Astronomers have discovered the tell-tale signs of a star system being born, including a ‘twist’ that could be our first ever glimpse of a baby planet forming.
Observations made using the European Southern Observatory’s (ESO) Very Large Telescope (VLT) have helped reveal a stunning image of a spiral of dust and gas during the birth of a new star system.
This system, dubbed AB Aurigae, is located 520 light years away from Earth in the constellation Auriga, often referred to as ‘the charioteer’. While astronomers have known for some time that planets are born in such dusty discs surrounding young stars, this latest discovery came with a ‘twist’.
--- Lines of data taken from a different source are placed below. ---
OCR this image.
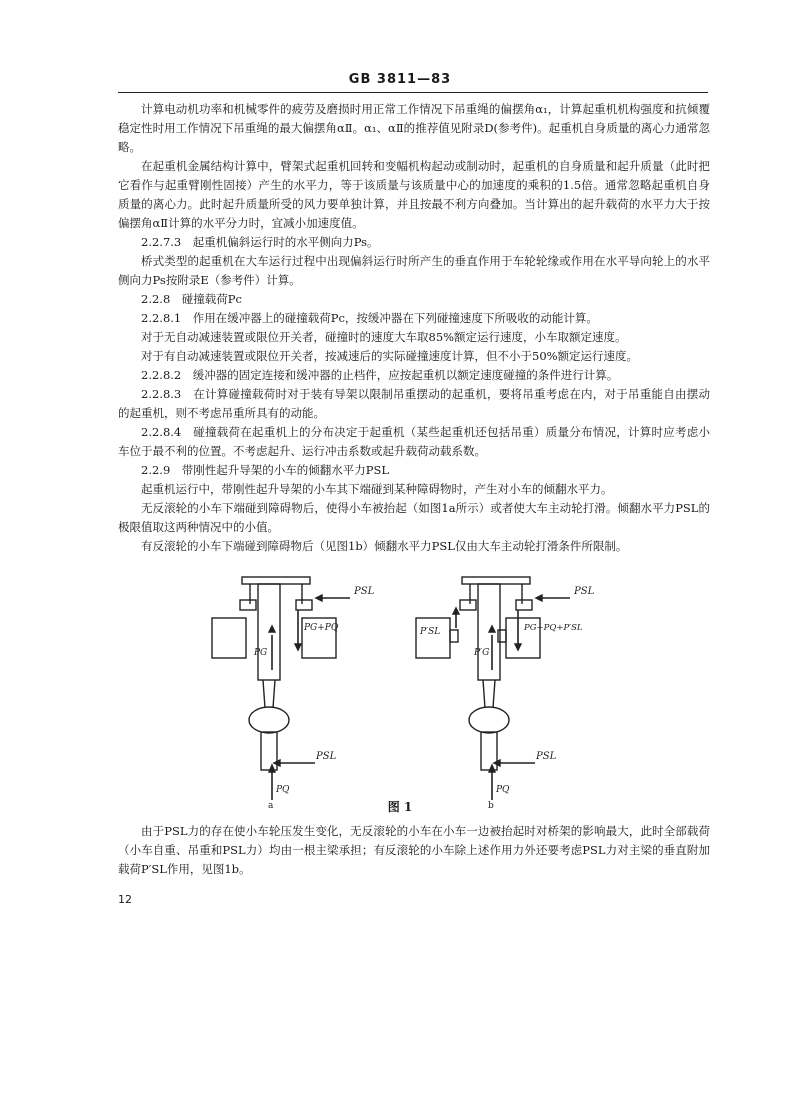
GB 3811—83

计算电动机功率和机械零件的疲劳及磨损时用正常工作情况下吊重绳的偏摆角α₁，计算起重机机构强度和抗倾覆稳定性时用工作情况下吊重绳的最大偏摆角αⅡ。α₁、αⅡ的推荐值见附录D(参考件)。起重机自身质量的离心力通常忽略。

在起重机金属结构计算中，臂架式起重机回转和变幅机构起动或制动时，起重机的自身质量和起升质量（此时把它看作与起重臂刚性固接）产生的水平力，等于该质量与该质量中心的加速度的乘积的1.5倍。通常忽略起重机自身质量的离心力。此时起升质量所受的风力要单独计算，并且按最不利方向叠加。当计算出的起升载荷的水平力大于按偏摆角αⅡ计算的水平分力时，宜减小加速度值。

2.2.7.3　起重机偏斜运行时的水平侧向力Ps。

桥式类型的起重机在大车运行过程中出现偏斜运行时所产生的垂直作用于车轮轮缘或作用在水平导向轮上的水平侧向力Ps按附录E（参考件）计算。

2.2.8　碰撞载荷Pc

2.2.8.1　作用在缓冲器上的碰撞载荷Pc，按缓冲器在下列碰撞速度下所吸收的动能计算。

对于无自动减速装置或限位开关者，碰撞时的速度大车取85%额定运行速度，小车取额定速度。

对于有自动减速装置或限位开关者，按减速后的实际碰撞速度计算，但不小于50%额定运行速度。

2.2.8.2　缓冲器的固定连接和缓冲器的止档件，应按起重机以额定速度碰撞的条件进行计算。

2.2.8.3　在计算碰撞载荷时对于装有导架以限制吊重摆动的起重机，要将吊重考虑在内，对于吊重能自由摆动的起重机，则不考虑吊重所具有的动能。

2.2.8.4　碰撞载荷在起重机上的分布决定于起重机（某些起重机还包括吊重）质量分布情况，计算时应考虑小车位于最不利的位置。不考虑起升、运行冲击系数或起升载荷动载系数。

2.2.9　带刚性起升导架的小车的倾翻水平力PSL

起重机运行中，带刚性起升导架的小车其下端碰到某种障碍物时，产生对小车的倾翻水平力。

无反滚轮的小车下端碰到障碍物后，使得小车被抬起（如图1a所示）或者使大车主动轮打滑。倾翻水平力PSL的极限值取这两种情况中的小值。

有反滚轮的小车下端碰到障碍物后（见图1b）倾翻水平力PSL仅由大车主动轮打滑条件所限制。

PSL
PG+PQ
PG
PSL
PQ
a
PSL
PG+PQ+P′SL
P′SL
P′G
PSL
PQ
b
图 1

由于PSL力的存在使小车轮压发生变化，无反滚轮的小车在小车一边被抬起时对桥架的影响最大，此时全部载荷（小车自重、吊重和PSL力）均由一根主梁承担；有反滚轮的小车除上述作用力外还要考虑PSL力对主梁的垂直附加载荷P′SL作用，见图1b。

12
Based on the information they’ve collected, the astronomers believe this twist marks the site of the first direct evidence of a baby planet coming into existence. According to Emmanuel Di Folco of the Astrophysics Laboratory of Bordeaux, spirals of this type ‘kick’ the gas to create wave-like disturbances in the disc, much like the wake of a boat on a lake.
As the baby planet rotates around the central star, this wave gets shaped into a spiral arm. In the image released by ESO, the very bright yellow twist region close to the centre of AB Aurigae lies at about the same distance from the star as Neptune is to the sun.
The region is just one of the disturbance sites where the astronomers believe a planet is being made. The first hints of this region’s importance came after observations made a few years ago by the Atacama Large Millimeter/submillimeter Array (ALMA).
An expected twist
At that time, ALMA revealed two spiral arms of gas close to the star, lying within the disc’s inner region. Then, in 2019 and early 2020, Anthony Boccaletti and a team of astronomers from France, Taiwan, the US and Belgium set out to capture a clearer picture by turning the Sphere instrument on ESO’s VLT in Chile toward the star. This helped reveal the closest images of the system to date.
Speaking of the twist seen in the images, Anne Dutrey, co-author of the study revealing the astronomers’ findings, said: “The twist is expected from some theoretical models of planet formation.
“It corresponds to the connection of two spirals – one winding inwards of the planet’s orbit, the other expanding outwards – which join at the planet location. They allow gas and dust from the disc to accrete onto the forming planet and make it grow.”
Once ESO’s Extremely Large Telescope is up and running in a few years’ time, the researchers said they will be able to see even more detailed views of planets in the making.
Boccaletti, who led the study, said: “We should be able to see directly and more precisely how the dynamics of the gas contributes to the formation of planets.”